There are cupla dirty shirts too and trousers and in the trousers pocket he finds a pack with four cigarettes!!!! But where is the lighter... It is not a problem, there must be another one somewhere, in jacket or jeans.. or... well.. somewhere.
(Maybe he could try to find a crushed box of matches?)
Maybe, but he starts with searching jacket pockets and finds a card reminding him about an urgent call he was supposed to make two days ago, so he gets back to the room and to his mobile, which got lost somewhere again. And to find a silent mobile is much harder then to find a ringing one, right? So he fucks off to the toilet where he really finds a box of matches under a pile of porn mags - have you been there?! how did you know about it? What did you search for under a pile of porn mags?
(For rare old books.)
The light in the toilet is too dim for rare old books and reading them there. But enough to examine delights of birds on the covers... just a minute, he is getting out!

So all he needs now is a <relatively> clean shirt (desirable) and a mobile (necessary).
(Would he like to discuss poetry via phone with his Muse?)
You mean Shane?
(No, Shane cannot use mobile phone. To discuss poetry with Shane, he uses a simple walkie-talkie.)

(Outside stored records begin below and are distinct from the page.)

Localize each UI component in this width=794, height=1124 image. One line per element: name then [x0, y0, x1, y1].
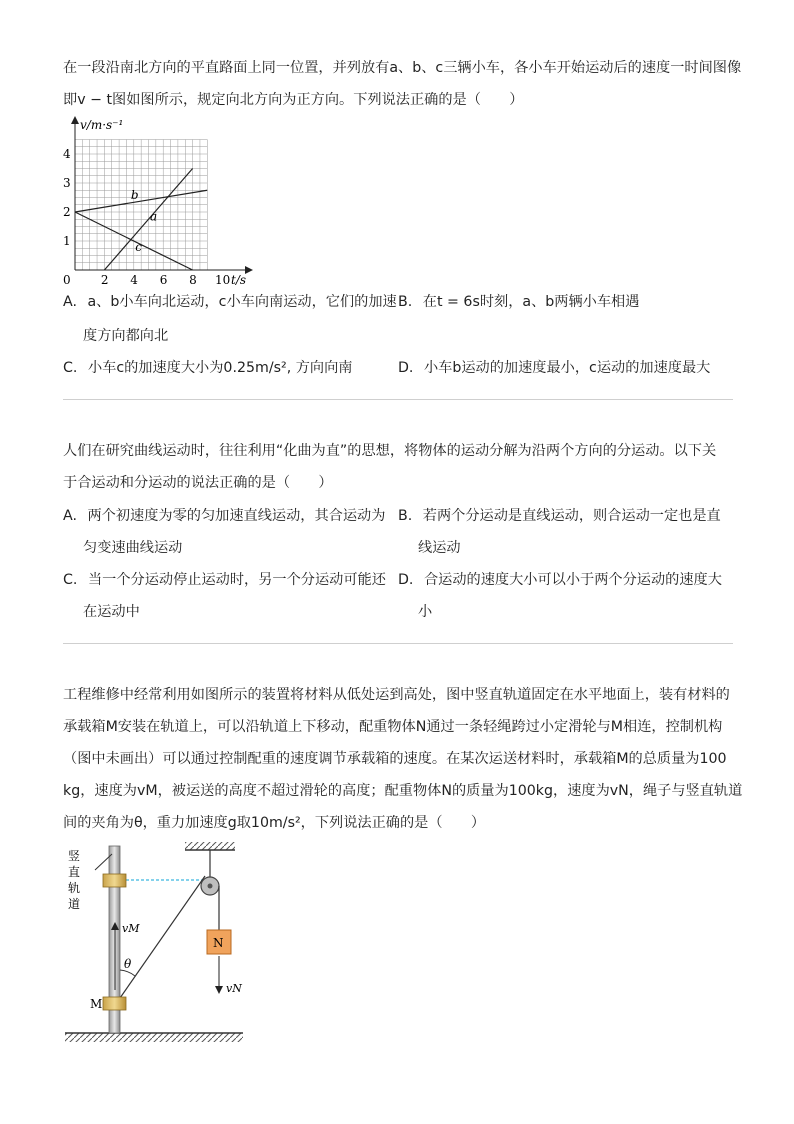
q2-option-c[interactable] [63, 570, 386, 590]
q1-option-a-label: A. [63, 294, 77, 310]
q2-stem-line1: 人们在研究曲线运动时，往往利用“化曲为直”的思想，将物体的运动分解为沿两个方向的分运动。以下关 [63, 443, 717, 459]
x-axis-arrow [245, 266, 253, 274]
y-axis-label: v/m·s⁻¹ [80, 118, 124, 132]
y-tick-label: 3 [63, 176, 71, 190]
q2-option-d-cont: 小 [418, 604, 433, 620]
q1-option-b-label: B. [398, 294, 413, 310]
q1-stem-line2: 即v − t图如图所示，规定向北方向为正方向。下列说法正确的是（ ） [63, 92, 524, 108]
rail-label-char-2: 直 [68, 865, 81, 879]
x-tick-label: 6 [159, 273, 168, 287]
pulley-device-figure [62, 840, 247, 1050]
x-axis-label: t/s [231, 273, 247, 287]
q2-option-d-label: D. [398, 572, 414, 588]
divider-2 [63, 643, 733, 644]
y-tick-label: 4 [63, 147, 71, 161]
q1-option-b[interactable] [398, 292, 639, 312]
y-tick-label: 1 [63, 234, 71, 248]
q2-option-a-label: A. [63, 508, 77, 524]
q3-stem-line1: 工程维修中经常利用如图所示的装置将材料从低处运到高处，图中竖直轨道固定在水平地面上，装有材料的 [63, 687, 730, 703]
q1-stem-line1: 在一段沿南北方向的平直路面上同一位置，并列放有a、b、c三辆小车，各小车开始运动后的速度一时间图像 [63, 60, 742, 76]
box-m-label: M [90, 997, 103, 1011]
divider-1 [63, 399, 733, 400]
x-tick-label: 4 [130, 273, 138, 287]
x-tick-label: 10 [215, 273, 231, 287]
q2-option-c-label: C. [63, 572, 78, 588]
q1-option-c[interactable] [63, 358, 352, 378]
q1-option-a-text-1: a、b小车向北运动，c小车向南运动，它们的加速 [87, 294, 397, 310]
upper-position-box [103, 874, 126, 887]
q1-option-d-text: 小车b运动的加速度最小，c运动的加速度最大 [423, 360, 711, 376]
q2-option-d[interactable] [398, 570, 722, 590]
q3-stem-line5: 间的夹角为θ，重力加速度g取10m/s²，下列说法正确的是（ ） [63, 815, 486, 831]
q1-option-c-label: C. [63, 360, 78, 376]
rail-label-char-1: 竖 [68, 849, 81, 863]
rope-incline [120, 876, 205, 998]
ground-hatch [65, 1033, 243, 1042]
q1-option-a-cont: 度方向都向北 [83, 328, 169, 344]
vt-graph [58, 114, 258, 290]
q2-option-d-text-1: 合运动的速度大小可以小于两个分运动的速度大 [423, 572, 722, 588]
pulley-axle [208, 884, 213, 889]
q3-stem-line4: kg，速度为vM，被运送的高度不超过滑轮的高度；配重物体N的质量为100kg，速度为vN，绳子与竖直轨道 [63, 783, 743, 799]
series-label-b: b [130, 187, 139, 202]
q3-stem-line2: 承载箱M安装在轨道上，可以沿轨道上下移动，配重物体N通过一条轻绳跨过小定滑轮与M相连，控制机构 [63, 719, 723, 735]
q2-option-b-cont: 线运动 [418, 540, 461, 556]
x-tick-label: 8 [189, 273, 197, 287]
q1-option-a[interactable] [63, 292, 397, 312]
q2-option-a-cont: 匀变速曲线运动 [83, 540, 183, 556]
q1-option-d[interactable] [398, 358, 710, 378]
q2-option-b-text-1: 若两个分运动是直线运动，则合运动一定也是直 [422, 508, 721, 524]
x-tick-label: 2 [100, 273, 109, 287]
series-label-a: a [149, 209, 158, 224]
q2-option-c-cont: 在运动中 [83, 604, 140, 620]
box-n-label: N [213, 936, 224, 950]
y-tick-label: 2 [63, 205, 71, 219]
q2-option-a-text-1: 两个初速度为零的匀加速直线运动，其合运动为 [87, 508, 386, 524]
v-n-label: vN [226, 982, 242, 995]
x-tick-label: 0 [63, 273, 71, 287]
rail-label-char-3: 轨 [68, 881, 81, 895]
q1-option-d-label: D. [398, 360, 414, 376]
q2-option-a[interactable] [63, 506, 385, 526]
theta-label: θ [124, 957, 132, 971]
q2-option-b[interactable] [398, 506, 721, 526]
q2-option-c-text-1: 当一个分运动停止运动时，另一个分运动可能还 [87, 572, 386, 588]
box-m [103, 997, 126, 1010]
ceiling-hatch [185, 842, 235, 850]
q2-stem-line2: 于合运动和分运动的说法正确的是（ ） [63, 475, 333, 491]
q1-option-b-text: 在t = 6s时刻，a、b两辆小车相遇 [422, 294, 640, 310]
rail-label-char-4: 道 [68, 897, 81, 911]
series-label-c: c [135, 240, 143, 255]
v-m-label: vM [122, 922, 140, 935]
q3-stem-line3: （图中未画出）可以通过控制配重的速度调节承载箱的速度。在某次运送材料时，承载箱M的总质量为100 [63, 751, 727, 767]
q1-option-c-text: 小车c的加速度大小为0.25m/s², 方向向南 [87, 360, 353, 376]
q2-option-b-label: B. [398, 508, 413, 524]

Maybe to discuss prices on stock exchange.
(But he still has no mobile, his cig is gone and the cleanest shirt he can find has a tomato splash on the back – no, not thrown by an angry FoSer, he just nonchallantly leaned on a vegetable stall during his last walk. So?)

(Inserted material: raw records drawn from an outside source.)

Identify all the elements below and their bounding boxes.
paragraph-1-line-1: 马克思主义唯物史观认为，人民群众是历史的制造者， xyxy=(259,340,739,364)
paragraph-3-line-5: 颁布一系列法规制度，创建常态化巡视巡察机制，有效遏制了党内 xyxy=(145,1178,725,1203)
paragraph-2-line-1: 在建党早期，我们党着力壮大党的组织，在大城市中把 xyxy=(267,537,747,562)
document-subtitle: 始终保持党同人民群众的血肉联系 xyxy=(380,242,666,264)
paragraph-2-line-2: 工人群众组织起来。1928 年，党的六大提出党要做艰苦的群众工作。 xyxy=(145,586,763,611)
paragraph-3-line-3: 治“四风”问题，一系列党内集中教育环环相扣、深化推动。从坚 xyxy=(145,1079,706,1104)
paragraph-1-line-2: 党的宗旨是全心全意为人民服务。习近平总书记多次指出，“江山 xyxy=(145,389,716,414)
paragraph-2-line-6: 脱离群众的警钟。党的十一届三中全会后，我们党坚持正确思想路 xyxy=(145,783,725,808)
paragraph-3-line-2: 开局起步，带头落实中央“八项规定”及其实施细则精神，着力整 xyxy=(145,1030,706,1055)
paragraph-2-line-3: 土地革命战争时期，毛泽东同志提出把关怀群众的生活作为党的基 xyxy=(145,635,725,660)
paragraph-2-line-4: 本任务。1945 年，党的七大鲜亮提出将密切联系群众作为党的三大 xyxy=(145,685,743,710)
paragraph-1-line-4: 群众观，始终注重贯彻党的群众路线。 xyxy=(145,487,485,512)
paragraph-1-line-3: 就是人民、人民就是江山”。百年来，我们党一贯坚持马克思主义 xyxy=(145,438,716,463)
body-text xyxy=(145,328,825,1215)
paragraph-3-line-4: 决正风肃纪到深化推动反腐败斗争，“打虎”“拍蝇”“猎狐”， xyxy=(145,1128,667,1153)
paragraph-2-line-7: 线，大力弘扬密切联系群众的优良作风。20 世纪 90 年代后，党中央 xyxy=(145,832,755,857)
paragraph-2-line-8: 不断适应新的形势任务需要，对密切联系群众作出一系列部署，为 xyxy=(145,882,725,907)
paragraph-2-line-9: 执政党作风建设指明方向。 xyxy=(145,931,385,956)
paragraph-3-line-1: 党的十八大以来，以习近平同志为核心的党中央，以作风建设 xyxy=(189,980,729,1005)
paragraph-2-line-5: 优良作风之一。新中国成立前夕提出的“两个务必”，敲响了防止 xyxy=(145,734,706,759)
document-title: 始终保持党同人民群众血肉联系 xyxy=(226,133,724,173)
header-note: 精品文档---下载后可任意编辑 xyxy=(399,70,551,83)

He rolls up bloody sleeves of the last, so it looks quite good now.
(Fine - one problem solved.)
And what is another?
(He forgot again? A minute ago it was mobile.)
Aaa... OK, mobile. Where can it be.... actually everywhere.
(Or nowhere...)
Hey! He used it cupla minutes ago!
(Maybe an hour already. Time flies by and the only progress is one smoked cig...)
Two! And a grazed arm!
(And deftly improved shirt. So three. Isn’t he tempted to find a comp now and upload his newest masterpiece to his livejournal?)
After having some smack, why not.
(Smack is in the chandelier. Hope he can reach it from the bed.)
Aha! The mobile was in that mess under the blanket.
(And it still works after he trod on it?)
Looks like it. But are you sure he is ready to leave his dirty but cosy and safe room?
(It is not a matter of "want". Creativity urges him.)
But the aversion for fresh air and bright light keeps him at home.
(Look outside! The sun hid behind clouds, it is not bright anymore. And J. is an artist, he cannot stop the desire to create...)
OK, smack, the rests from the bottles and he is ready!!!!
(Shoes. Don’t forget about shoes.)
Yes! Aren't they on him already?
(Of course not. As he and the bird were feasting on the shoe-smack all night long.)
Ah, here they are! On the bed table! At least one...
The other one is in the corridor, next to the jacket. Looks like someone was in a hurry yesterday coming home. Well, but he still needs cigs. The one in his mouth is the last.
(On his way to the iternet cafe, he can stop in a tobacconist shop and buy a new pack. Or cleverly pinch one while chatting charmingly with the shop asssistant. Isn’t it enough of a motivation to fuck off from the seedy room?!?)
Of coz! We are leaving, where is the mobile?
Aha, here on the belt already. OK and where are the keys?
(Under the rag. As always.)
Nah. He was in a hurry yesterday... Here, on the corridor floor too.
Oi, money!! Where is the money!!!!
Ah, here, it’s enough for cigs, and the rest will find be found later! Leaving!!